Swirski strides towards the warship, but halfway down the dock, he sprints back to her, scooping her up in his arms and spinning her around. His salute to her.
The gill respirator conceals all except for Manka’s eyes, and the warm smile within them as she speaks through the filter.
“When I get my dog tag, I’ll choose a Polish call sign, too.”
“I can’t wait to see it.” Swirski sets Manka on the stone-hard soil, his gloved hand resting on her shoulder for a split second longer than necessary before it slides off. Then, he walks down the dock, calling back to her before he climbs into the Dragoon’s entry port. “Salis et Sanguis!”

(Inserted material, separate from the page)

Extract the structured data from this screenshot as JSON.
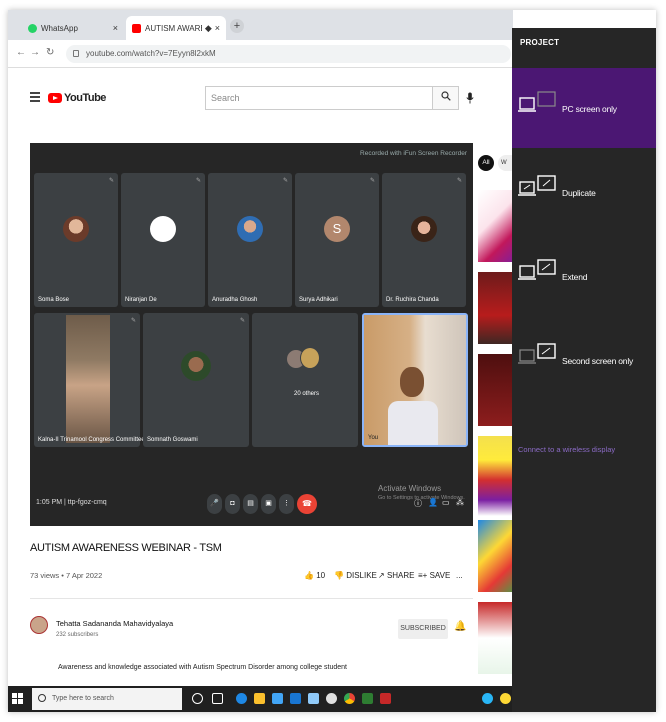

“Salis et Sanguis!” she echoes.
Broken pieces of metal and glass litter the coastline. Snakes of silver seem to swim and stir over the surface of the waves, which lap at the docks with the fury of a starving dog at a dirty bone. The Dragoon shrinks into the shade of the half-sunken Arctolean ships in the harbour, craggy canines of the stray’s maw, their shattered bows still clawing for the sky from the sea.

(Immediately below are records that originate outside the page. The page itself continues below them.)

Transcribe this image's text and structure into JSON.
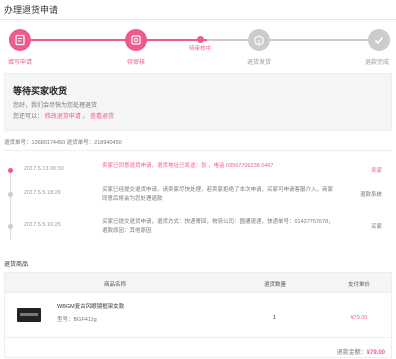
{
  "page": {
    "title": "办理退货申请"
  },
  "steps": {
    "accent": "#ef5b8a",
    "inactive": "#cccccc",
    "items": [
      {
        "label": "填写申请",
        "icon": "form-edit-icon",
        "state": "done"
      },
      {
        "label": "待审核",
        "icon": "shop-review-icon",
        "state": "done"
      },
      {
        "label": "退货发货",
        "icon": "package-return-icon",
        "state": "pending"
      },
      {
        "label": "退款完成",
        "icon": "checkmark-icon",
        "state": "pending"
      }
    ],
    "current_label": "待审核中"
  },
  "status": {
    "title": "等待买家收货",
    "line1": "您好，我们会尽快为您处理退货",
    "line2_prefix": "您还可以：",
    "link1": "修改退货申请",
    "link2": "查看退货"
  },
  "info": {
    "text": "退货单号：13680174450  退货单号：218940450"
  },
  "timeline": [
    {
      "time": "2017.5.13 00:30",
      "text": "卖家已同意退货申请，退货地址已发送：张 ，电话 09567706238 0467",
      "actor": "卖家",
      "active": true
    },
    {
      "time": "2017.5.5 18:29",
      "text": "买家已经提交退货申请，请卖家尽快处理，若卖家拒绝了本次申请，买家可申请客服介入，商家同意后将会为您处理退款",
      "actor": "退款系统",
      "active": false
    },
    {
      "time": "2017.5.5 16:25",
      "text": "买家已提交退货申请，退货方式：快递寄回，物流公司：圆通速递，快递单号：01437757678，退款原因：其他原因",
      "actor": "买家",
      "active": false
    }
  ],
  "goods": {
    "section_title": "退货商品",
    "headers": [
      "商品名称",
      "退货数量",
      "支付单价"
    ],
    "rows": [
      {
        "name": "WBGM复古风眼镜框架女款",
        "spec": "型号：BGF411g",
        "qty": "1",
        "price": "¥79.00"
      }
    ],
    "total_label": "退款金额：",
    "total_value": "¥79.00"
  }
}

And Manka stands by herself, halfway down the dock.
The conning tower is an armoured cylinder and the highest point on the ship, giving good visibility of the massive shadow of the ship, which warps over the surging waters, and the smaller vessels flanking the destroyer.
Inside its steel stomach, Swirski approaches the main control console. His crew stands at attention and salutes him as he strides through them. He nods to his helmsman, Hamelin. Then, his stare settles on the scrawny boy behind him.
“Where’s Decatur?”
“A killer whale from the northern hemisphere bit through the hull of his submarine,” Hamelin reports sharply. “He is with the waves now –” he motions to the sixteen-year-old “– and the Commandant has sent his recruit in his stead.”
“May we spill as much blood as the salt his family will shed for him.” Swirski turns to the boy. “What’s your call sign, son?”
“Garbo, captain.”
“Welcome aboard, young man.”
“I’m only sixteen,” he laughs uneasily, “I’m not much of a man –”
“You survived the Red Tide, didn’t you?” Hamelin cuts him off. “If Decatur trained you, you’re man enough.”
Garbo swallows hard. “I’ll do my worst, captain.”
“We all will.” Swirski’s stare settles on the stirring sea ahead of them. “Everyone, to your stations!”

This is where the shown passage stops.